Deux objectifs phares de cette loi :

réduire la consommation d’électricité de 50% ….d’ici 2050 dont 20% d’ici 2030

ramener la part du nucléaire dans la production d’électricité à 50% d’ici 2025.

Je passe rapidement sur le premier objectif car en 2050, madame Royal aura 97 ans et cette projection est aussi fiable que celles qui furent faites en 1980.

Arrêtons par contre un instant sur le second objectif.
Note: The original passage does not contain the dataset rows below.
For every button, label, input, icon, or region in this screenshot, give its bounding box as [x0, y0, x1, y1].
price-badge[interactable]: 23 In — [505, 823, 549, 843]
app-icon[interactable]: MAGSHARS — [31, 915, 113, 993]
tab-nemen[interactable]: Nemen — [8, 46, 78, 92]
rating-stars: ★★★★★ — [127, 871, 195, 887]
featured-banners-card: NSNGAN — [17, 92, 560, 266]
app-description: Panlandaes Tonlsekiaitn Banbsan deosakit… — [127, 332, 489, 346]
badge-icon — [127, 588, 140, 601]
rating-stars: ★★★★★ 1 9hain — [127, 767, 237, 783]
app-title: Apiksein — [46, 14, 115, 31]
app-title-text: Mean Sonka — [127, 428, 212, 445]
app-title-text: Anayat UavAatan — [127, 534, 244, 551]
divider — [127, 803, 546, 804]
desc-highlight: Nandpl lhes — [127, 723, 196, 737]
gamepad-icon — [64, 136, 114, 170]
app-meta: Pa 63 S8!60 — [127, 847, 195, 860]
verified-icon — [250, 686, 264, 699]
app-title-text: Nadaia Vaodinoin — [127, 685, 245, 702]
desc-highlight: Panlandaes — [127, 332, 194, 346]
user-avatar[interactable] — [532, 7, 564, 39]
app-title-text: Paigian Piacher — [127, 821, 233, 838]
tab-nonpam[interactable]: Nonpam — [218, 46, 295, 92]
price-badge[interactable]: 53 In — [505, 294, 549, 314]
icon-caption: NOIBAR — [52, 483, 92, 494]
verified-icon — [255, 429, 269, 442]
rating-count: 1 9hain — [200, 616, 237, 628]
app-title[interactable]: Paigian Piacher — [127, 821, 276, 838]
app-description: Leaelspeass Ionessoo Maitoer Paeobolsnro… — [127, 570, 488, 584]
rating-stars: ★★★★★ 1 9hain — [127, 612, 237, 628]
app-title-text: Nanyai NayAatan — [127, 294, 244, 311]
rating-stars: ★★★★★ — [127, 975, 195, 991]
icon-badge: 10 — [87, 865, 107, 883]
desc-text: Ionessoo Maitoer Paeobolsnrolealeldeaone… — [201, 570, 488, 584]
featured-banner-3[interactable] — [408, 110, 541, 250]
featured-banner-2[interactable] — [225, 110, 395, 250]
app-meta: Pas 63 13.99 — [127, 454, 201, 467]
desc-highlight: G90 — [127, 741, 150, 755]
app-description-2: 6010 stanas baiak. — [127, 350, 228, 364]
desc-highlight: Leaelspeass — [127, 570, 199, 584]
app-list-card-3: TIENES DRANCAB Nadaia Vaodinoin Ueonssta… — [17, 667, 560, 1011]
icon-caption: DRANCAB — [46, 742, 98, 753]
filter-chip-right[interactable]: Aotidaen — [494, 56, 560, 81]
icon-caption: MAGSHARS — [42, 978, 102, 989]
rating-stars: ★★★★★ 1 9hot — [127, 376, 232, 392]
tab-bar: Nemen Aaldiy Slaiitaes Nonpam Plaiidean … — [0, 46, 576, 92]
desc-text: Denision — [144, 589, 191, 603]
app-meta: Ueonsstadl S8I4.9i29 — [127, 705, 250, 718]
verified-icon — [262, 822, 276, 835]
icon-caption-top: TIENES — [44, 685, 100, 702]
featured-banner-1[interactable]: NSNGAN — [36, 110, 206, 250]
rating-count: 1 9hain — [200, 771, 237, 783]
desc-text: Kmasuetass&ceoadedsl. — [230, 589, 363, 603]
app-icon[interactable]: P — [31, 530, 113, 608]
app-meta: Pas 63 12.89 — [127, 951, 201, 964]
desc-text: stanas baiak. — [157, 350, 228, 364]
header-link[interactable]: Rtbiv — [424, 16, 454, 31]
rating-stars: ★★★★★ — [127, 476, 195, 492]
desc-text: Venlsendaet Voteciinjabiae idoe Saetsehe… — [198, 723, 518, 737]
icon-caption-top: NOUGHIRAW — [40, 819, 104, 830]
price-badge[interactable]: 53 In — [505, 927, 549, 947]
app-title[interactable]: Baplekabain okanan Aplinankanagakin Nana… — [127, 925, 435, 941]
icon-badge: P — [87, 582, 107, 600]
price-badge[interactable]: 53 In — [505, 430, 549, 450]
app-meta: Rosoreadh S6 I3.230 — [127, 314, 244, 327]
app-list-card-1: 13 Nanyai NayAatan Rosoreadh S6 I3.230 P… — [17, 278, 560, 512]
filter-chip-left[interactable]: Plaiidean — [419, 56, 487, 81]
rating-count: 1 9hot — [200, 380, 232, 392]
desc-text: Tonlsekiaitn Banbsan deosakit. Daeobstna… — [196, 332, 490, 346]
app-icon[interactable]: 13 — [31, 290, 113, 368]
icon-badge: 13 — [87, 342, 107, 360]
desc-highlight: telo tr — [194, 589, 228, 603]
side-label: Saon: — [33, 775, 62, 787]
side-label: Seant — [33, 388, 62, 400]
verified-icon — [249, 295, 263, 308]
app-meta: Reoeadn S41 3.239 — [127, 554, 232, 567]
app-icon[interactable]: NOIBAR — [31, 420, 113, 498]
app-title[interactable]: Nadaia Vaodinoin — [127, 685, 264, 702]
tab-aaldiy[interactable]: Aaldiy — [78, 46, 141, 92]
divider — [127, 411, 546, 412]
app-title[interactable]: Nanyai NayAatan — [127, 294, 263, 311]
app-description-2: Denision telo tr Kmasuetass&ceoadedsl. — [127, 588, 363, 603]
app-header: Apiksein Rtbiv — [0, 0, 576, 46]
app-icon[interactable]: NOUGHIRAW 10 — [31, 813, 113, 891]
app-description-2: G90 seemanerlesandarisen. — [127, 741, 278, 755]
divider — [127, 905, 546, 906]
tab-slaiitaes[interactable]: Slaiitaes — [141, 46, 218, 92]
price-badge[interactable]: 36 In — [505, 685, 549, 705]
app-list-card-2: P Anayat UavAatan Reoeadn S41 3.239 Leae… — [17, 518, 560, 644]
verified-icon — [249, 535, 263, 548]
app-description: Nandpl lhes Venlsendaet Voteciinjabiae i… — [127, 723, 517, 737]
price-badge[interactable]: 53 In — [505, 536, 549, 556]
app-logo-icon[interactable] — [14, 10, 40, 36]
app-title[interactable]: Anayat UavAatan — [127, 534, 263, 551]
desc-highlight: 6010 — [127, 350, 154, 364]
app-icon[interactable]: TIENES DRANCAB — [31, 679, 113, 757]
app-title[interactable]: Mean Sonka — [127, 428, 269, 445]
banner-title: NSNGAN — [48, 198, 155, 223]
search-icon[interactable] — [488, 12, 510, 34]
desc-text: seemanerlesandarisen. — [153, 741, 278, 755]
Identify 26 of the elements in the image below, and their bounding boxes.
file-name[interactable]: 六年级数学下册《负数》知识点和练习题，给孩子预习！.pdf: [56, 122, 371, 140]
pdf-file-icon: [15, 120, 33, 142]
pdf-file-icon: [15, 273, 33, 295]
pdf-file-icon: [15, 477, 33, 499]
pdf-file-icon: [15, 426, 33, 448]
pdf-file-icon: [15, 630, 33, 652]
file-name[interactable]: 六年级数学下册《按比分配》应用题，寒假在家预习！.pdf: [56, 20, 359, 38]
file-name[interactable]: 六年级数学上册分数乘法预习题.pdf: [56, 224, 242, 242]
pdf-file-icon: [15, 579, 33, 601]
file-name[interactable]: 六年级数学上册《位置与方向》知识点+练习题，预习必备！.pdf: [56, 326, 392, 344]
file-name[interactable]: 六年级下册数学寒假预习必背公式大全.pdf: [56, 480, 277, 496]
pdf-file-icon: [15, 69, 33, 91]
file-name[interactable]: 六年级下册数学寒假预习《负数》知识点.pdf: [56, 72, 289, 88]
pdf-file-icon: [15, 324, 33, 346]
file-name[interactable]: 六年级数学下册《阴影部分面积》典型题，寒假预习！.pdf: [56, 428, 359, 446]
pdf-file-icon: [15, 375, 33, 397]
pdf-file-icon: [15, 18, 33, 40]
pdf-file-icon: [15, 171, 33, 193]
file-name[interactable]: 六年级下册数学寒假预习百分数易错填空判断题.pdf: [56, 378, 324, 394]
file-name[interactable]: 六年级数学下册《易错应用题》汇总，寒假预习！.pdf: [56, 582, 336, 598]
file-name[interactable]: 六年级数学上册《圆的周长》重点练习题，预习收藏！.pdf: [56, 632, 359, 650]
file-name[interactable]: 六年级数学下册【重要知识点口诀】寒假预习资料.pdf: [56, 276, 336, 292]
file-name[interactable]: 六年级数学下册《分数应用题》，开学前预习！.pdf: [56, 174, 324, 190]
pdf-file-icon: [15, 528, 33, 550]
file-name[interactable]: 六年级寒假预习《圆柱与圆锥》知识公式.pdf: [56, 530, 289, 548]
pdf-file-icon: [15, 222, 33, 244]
Pour cela, je vous renverrai à deux billets que j’avais publiés au moment du débat sur cette loi

#transition énergétique les limites arithmétiques de la loi Royal Publié le janvier 23, 2015

Petite arithmétique électrique Publié le avril 11, 2015

dont il ressort qu’il y a deux façons d’atteindre cet objectif, soit diminuer d’1/3 le parc nucléaire, à consommation constante, soit d’augmenter de 50% la consommation, si on s’avère incapable de fermer la moindre centrale nucléaire. Vu les succès obtenus entre 2012 et 2017 en la matière, on comprend ce que peut être le sens de ce 50%. mais alors il faudra dire adieu au premier objectif .

Il est clair dès lors qu’une véritable « transition » dans le domaine de l’énergie passe par un désengagement massif du nucléaire car le véritable objectif en terme de transition, ce n’est pas la part du nucléaire mais bien « la descente énergétique » esquissée dans le premier objectif.

En effet, toutes les sources de production d’énergie polluent plus ou moins. La seule énergie qui ne pollue pas est celle que nous ne consommons pas; cela veut dire entre autre qu’il convient de se poser la question des véhicules électriques et de leur alimentation, ce qui du coup nous amènerait à peut-être à repenser nos mobilités, et cela pourrait nous entraîner à réfléchir à la localisation de nos temps de vie (résidence, travail, consommation, loisirs). Cela peut nous amener loin et là on sera à mille lieues de « la croissance verte» , qui était la fin du titre de la loi de madame Royal,« loi de transition énergétique pour une croissance verte ». Par contre, nous serions au cœur de la réflexion sur une trajectoire de transition.